As you work through counseling, deal with lies you’ve believed, and stay humble and surrendered to the Lord, your ability to discern truth will sharpen. Continue to lean on the Lord for understanding and He will help you to speak the truth and have the humble confidence to do it.
6. Forgive the person who hurt you for not being what they should have been. Whether it’s a spouse, parent, sibling, or someone you should be able to trust, when you’ve been gaslit by them and you realize it, you might be pretty ticked off. And that’s okay because that would be a normal response to someone hurting you. But when you’re ready, I would encourage you to forgive them for what they should have been.

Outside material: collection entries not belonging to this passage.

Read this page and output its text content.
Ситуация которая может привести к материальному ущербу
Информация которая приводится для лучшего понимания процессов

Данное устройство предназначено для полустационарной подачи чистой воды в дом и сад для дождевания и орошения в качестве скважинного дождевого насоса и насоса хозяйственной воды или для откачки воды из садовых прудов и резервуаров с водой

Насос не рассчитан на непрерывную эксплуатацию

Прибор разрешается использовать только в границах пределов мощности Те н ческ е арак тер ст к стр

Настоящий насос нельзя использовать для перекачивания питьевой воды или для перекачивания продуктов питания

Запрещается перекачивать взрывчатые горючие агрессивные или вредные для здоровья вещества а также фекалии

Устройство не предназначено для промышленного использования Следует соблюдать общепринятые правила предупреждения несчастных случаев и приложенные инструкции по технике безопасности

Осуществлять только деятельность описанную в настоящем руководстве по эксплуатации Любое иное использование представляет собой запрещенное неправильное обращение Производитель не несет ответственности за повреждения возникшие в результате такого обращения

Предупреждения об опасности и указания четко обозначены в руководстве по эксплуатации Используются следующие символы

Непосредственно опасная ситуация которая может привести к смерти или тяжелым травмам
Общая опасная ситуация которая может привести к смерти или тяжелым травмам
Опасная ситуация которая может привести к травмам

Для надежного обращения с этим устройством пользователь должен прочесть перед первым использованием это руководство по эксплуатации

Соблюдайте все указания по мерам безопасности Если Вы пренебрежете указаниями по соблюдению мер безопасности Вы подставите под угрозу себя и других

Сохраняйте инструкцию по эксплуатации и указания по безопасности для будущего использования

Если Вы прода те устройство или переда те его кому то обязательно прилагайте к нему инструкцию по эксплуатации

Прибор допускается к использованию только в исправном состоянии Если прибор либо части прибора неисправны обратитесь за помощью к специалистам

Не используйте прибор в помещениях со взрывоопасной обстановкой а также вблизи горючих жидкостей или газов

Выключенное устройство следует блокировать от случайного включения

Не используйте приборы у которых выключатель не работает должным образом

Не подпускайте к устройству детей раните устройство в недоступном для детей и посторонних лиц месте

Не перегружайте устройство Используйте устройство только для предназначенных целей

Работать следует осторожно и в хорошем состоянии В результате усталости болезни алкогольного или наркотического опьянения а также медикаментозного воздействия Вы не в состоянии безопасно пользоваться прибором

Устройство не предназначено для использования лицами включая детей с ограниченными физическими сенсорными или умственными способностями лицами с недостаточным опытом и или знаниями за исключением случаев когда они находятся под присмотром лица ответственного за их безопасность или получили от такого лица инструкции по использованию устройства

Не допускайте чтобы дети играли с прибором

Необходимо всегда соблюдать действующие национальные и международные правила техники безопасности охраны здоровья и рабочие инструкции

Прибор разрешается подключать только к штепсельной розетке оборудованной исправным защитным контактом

I had to learn to forgive my mom for not being a mom. With God’s guidance and the help of several counselors and wise friends throughout the years, I learned how to face the reality and the pain of it, mourn what I lost, acknowledge and deal with my own sin and lies and wounds, set boundaries, and eventually love and forgive my mom.
My mother was an alcoholic and she was verbally and emotionally abusive, but I learned to love her and forgive her. She was wounded too, and while that is not an excuse, it is an explanation.
Being gaslit is confusing and can feel like fire under your skin, and anger that burns up your sanity. But you aren’t the only one who has faced this, and you can get through it; the fire will eventually die down and the confusion that covers like a veil will be lifted.
And the truth really will set you free.